"GOT", but the "O" is a cute, smiling pufferfish. Index | Thread | Search

From:
Stefan Sperling <stsp@stsp.name>
Subject:
Re: Reuse of packed/loose objects?
To:
Christian Weisgerber <naddy@mips.inka.de>
Cc:
gameoftrees@openbsd.org
Date:
Mon, 17 Mar 2025 15:48:43 +0100

Download raw body.

Thread
On Mon, Mar 17, 2025 at 03:08:26PM +0100, Christian Weisgerber wrote:
> There's something I don't understand.
> 
> I have an OpenBSD src repository with an llvm19 branch.  Say I run
> gotadmin cleanup, after which everything is in a single pack file.
> Then I fetch new upstream commits and rebase the llvm19 branch on
> master.  Now I have some 15,000 loose objects.  Okay.  Later, I
> fetch some more upstream commits, rebase llvm19 again, and have...
> a few more, but still some 15,000 loose objects.
> 
> So it seems loose objects are reused--otherwise every rebase would
> add another 15,000--but packed ones aren't.  Is this expected?

What is happening is that rebase uses the 'got commit' implementation to
create the rebased commits. This implementation writes loose objects based
on files and directories found in the work tree into the repository and it
doesn't first check whether an object is already present in the repository.

When you rebase again and still have those loose objects on disk, they will
simply be overwritten if their hash didn't change.

These loose objects will eventually be removed by cleaning up the repository,
provided they are 10 minutes older than the youngest reference created in
the repository, based that ref's filesystem mtime. We keep rewriting the ref
and the loose objects every time you rebase, bumping their mtimes. So they
won't expire until you stop rebasing this branch for a while and commit to
other branches and then decide to run cleanup.

In theory we could avoid rewriting existing loose objects on disk, trusting
that they already contain the correct contents.
But considering that a previous commit could have left a partially written
loose object file on disk, I wouldn't blindly trust its contents. I suppose
that writing the entire file again is no slower than trying to figure out
whether the existing file contents are valid.
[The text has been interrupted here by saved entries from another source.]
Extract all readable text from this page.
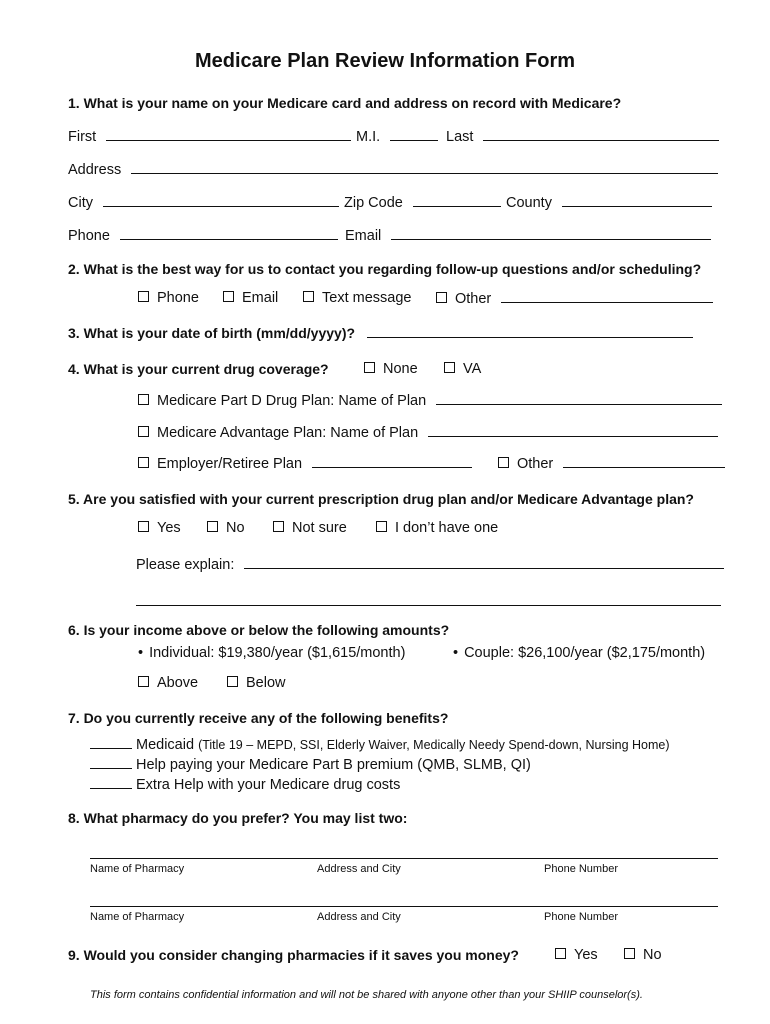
Medicare Plan Review Information Form
1. What is your name on your Medicare card and address on record with Medicare?
First	M.I.	Last
Address
City	Zip Code	County
Phone	Email
2. What is the best way for us to contact you regarding follow-up questions and/or scheduling?
Phone	Email	Text message	Other
3. What is your date of birth (mm/dd/yyyy)?
4. What is your current drug coverage?	None	VA
Medicare Part D Drug Plan: Name of Plan
Medicare Advantage Plan: Name of Plan
Employer/Retiree Plan	Other
5. Are you satisfied with your current prescription drug plan and/or Medicare Advantage plan?
Yes	No	Not sure	I don’t have one
Please explain:
6. Is your income above or below the following amounts?
• Individual: $19,380/year ($1,615/month)	• Couple: $26,100/year ($2,175/month)
Above	Below
7. Do you currently receive any of the following benefits?
Medicaid (Title 19 – MEPD, SSI, Elderly Waiver, Medically Needy Spend-down, Nursing Home)
Help paying your Medicare Part B premium (QMB, SLMB, QI)
Extra Help with your Medicare drug costs
8. What pharmacy do you prefer? You may list two:
Name of Pharmacy	Address and City	Phone Number
Name of Pharmacy	Address and City	Phone Number
9. Would you consider changing pharmacies if it saves you money?	Yes	No
This form contains confidential information and will not be shared with anyone other than your SHIIP counselor(s).
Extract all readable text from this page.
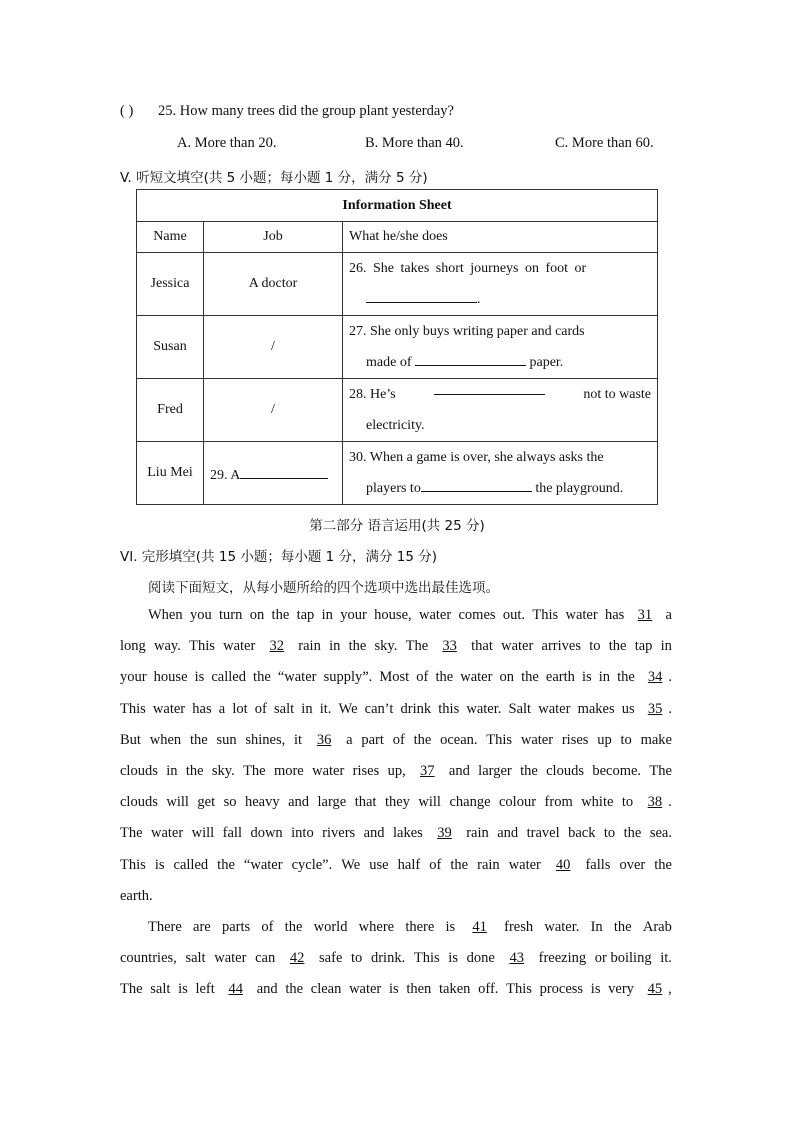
( ) 25. How many trees did the group plant yesterday?
A. More than 20.	B. More than 40.	C. More than 60.
V. 听短文填空(共 5 小题；每小题 1 分，满分 5 分)
Information Sheet		
Name	Job	What he/she does
Jessica	A doctor	26. She takes short journeys on foot or
.

Susan	/	27. She only buys writing paper and cards
made of paper.

Fred	/	28. He’s not to waste
electricity.

Liu Mei	29. A	30. When a game is over, she always asks the
players to the playground.
第二部分 语言运用(共 25 分)
VI. 完形填空(共 15 小题；每小题 1 分，满分 15 分)
阅读下面短文，从每小题所给的四个选项中选出最佳选项。
When you turn on the tap in your house, water comes out. This water has 31 a
long way. This water 32 rain in the sky. The 33 that water arrives to the tap in
your house is called the “water supply”. Most of the water on the earth is in the 34 .
This water has a lot of salt in it. We can’t drink this water. Salt water makes us 35 .
But when the sun shines, it	36	a part of the ocean. This water rises up to make
clouds in the sky. The more water rises up, 37 and larger the clouds become. The
clouds will get so heavy and large that they will change colour from white to 38 .
The water will fall down into rivers and lakes 39 rain and travel back to the sea.
This is called the “water cycle”. We use half of the rain water	40	falls over the
earth.
There are parts of the world where there is	41	fresh water. In the Arab
countries, salt water can	42	safe to drink. This is done	43	freezing or boiling it.
The salt is left 44 and the clean water is then taken off. This process is very 45 ,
However, we could try teaching the commit implementation to avoid creating
loose objects if a packed equivalent exists. I cannot tell whether this would
speed up commit and rebase in cases like yours, but it would avoid cluttering
the repository with 15.000 loose objects. We can be reasonably confident that
a successfully indexed pack file contains the expected file contents. We
shouldn't only be relying on the pack index, though. We need to actually open
the packed object and close it again to ensure that the object is readable.
Opening and closing implicitly verifies the stored content's checksum, too.